Ma le implicazioni si estendono oltre le contromisure tecniche. Le barriere per eseguire attacchi sofisticati si sono abbassate sostanzialmente e continueranno a farlo. Con la configurazione corretta, threat actor possono ora usare sistemi AI agentici per periodi estesi per fare il lavoro di interi team di hacker esperti: analizzare sistemi bersaglio, produrre codice exploit, scansionare dataset enormi di informazioni rubate più efficientemente di qualsiasi operatore umano. Gruppi meno esperti e con meno risorse possono potenzialmente eseguire attacchi su larga scala di questa natura.
La visibilità di Anthropic è limitata all'uso di Claude, ma questo caso studio probabilmente riflette pattern consistenti di comportamento attraverso i modelli AI di frontiera e dimostra come i threat actor stiano adattando le operazioni per sfruttare le capacità AI più avanzate di oggi. La proliferazione è inevitabile. Le tecniche descritte saranno usate da molti più attaccanti, rendendo la condivisione di threat intelligence nell'industria, metodi di detection migliorati e controlli di sicurezza più forti ancora più critici.

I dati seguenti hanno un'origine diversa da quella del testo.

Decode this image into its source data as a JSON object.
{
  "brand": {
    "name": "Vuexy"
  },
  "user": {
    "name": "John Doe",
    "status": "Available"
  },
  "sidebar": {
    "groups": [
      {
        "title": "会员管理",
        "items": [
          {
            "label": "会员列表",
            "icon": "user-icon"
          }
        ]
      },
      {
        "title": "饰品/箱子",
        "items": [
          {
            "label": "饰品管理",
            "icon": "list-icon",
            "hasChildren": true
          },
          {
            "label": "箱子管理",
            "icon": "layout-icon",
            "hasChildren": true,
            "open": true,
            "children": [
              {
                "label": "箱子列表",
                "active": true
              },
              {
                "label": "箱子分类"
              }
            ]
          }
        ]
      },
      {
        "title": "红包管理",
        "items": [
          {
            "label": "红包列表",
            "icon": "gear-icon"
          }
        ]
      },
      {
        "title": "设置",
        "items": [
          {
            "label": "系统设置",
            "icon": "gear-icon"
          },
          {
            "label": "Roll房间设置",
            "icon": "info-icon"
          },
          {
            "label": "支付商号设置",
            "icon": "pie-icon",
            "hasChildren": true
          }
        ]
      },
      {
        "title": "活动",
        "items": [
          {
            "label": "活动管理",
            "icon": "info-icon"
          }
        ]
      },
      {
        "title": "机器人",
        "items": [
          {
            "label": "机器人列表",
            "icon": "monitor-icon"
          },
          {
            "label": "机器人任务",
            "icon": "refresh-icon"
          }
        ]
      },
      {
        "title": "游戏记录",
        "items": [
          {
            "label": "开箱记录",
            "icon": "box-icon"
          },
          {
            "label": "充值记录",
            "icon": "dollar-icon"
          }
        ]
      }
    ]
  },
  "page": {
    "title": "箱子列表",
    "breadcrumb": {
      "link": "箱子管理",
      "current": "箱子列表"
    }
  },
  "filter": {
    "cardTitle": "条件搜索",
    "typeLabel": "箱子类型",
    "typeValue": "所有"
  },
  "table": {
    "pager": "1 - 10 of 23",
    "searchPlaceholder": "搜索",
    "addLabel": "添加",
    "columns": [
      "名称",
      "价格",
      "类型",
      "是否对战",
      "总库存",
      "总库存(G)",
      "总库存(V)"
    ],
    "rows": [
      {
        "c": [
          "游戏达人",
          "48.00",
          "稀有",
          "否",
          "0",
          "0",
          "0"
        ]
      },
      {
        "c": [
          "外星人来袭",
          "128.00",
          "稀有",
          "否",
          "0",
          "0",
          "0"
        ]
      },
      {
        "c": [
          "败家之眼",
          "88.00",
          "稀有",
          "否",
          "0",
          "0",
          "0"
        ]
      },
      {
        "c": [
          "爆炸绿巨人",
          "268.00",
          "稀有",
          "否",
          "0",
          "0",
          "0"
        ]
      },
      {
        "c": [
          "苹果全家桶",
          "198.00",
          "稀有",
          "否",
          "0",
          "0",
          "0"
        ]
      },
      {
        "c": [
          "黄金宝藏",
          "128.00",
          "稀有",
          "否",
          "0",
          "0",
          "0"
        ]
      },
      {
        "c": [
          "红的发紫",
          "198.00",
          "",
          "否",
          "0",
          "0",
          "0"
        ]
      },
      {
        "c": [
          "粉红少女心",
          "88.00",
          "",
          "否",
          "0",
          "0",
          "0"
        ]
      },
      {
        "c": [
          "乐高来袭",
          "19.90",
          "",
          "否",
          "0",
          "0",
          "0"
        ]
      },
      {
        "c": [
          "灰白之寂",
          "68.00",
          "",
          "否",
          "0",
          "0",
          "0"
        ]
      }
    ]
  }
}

Per i team di sicurezza il consiglio è sperimentare con l'applicazione dell'AI per la difesa in aree come automazione dei Security Operations Center, threat detection, vulnerability assessment, incident response. Per gli sviluppatori, continuare a investire in salvaguardie attraverso le piattaforme AI per prevenire abuso avversariale. L'architettura zero-trust diventa non un'opzione ma una necessità, assumendo violazioni e limitando movimento laterale.
Resta aperta la questione geopolitica di una tecnologia dual-use per definizione. I modelli linguistici open source, le API pubbliche, il marketplace underground rendono difficile ogni forma di controllo. Chi vince quando l'attacco è automatizzato ma la difesa resta largamente manuale? Il divario crescente tra chi può permettersi difese AI-powered e chi no ridisegna non solo la mappa della sicurezza informatica ma quella del potere digitale globale.
L'era del malware statico è finita definitivamente. Come nei romanzi cyberpunk di William Gibson, dove i programmi intelligenti vagavano autonomi nella matrice, stiamo vedendo emergere software che sfuma il confine tra strumento e agente. La differenza è che questa volta non è fantascienza. È il settembre 2025 e GTG-1002 ha appena dimostrato che l'autonomia offensiva non è più teoria ma operativa. La domanda ora non è se accadrà ancora, ma quanto velocemente si diffonderà e se sapremo difenderci al ritmo necessario.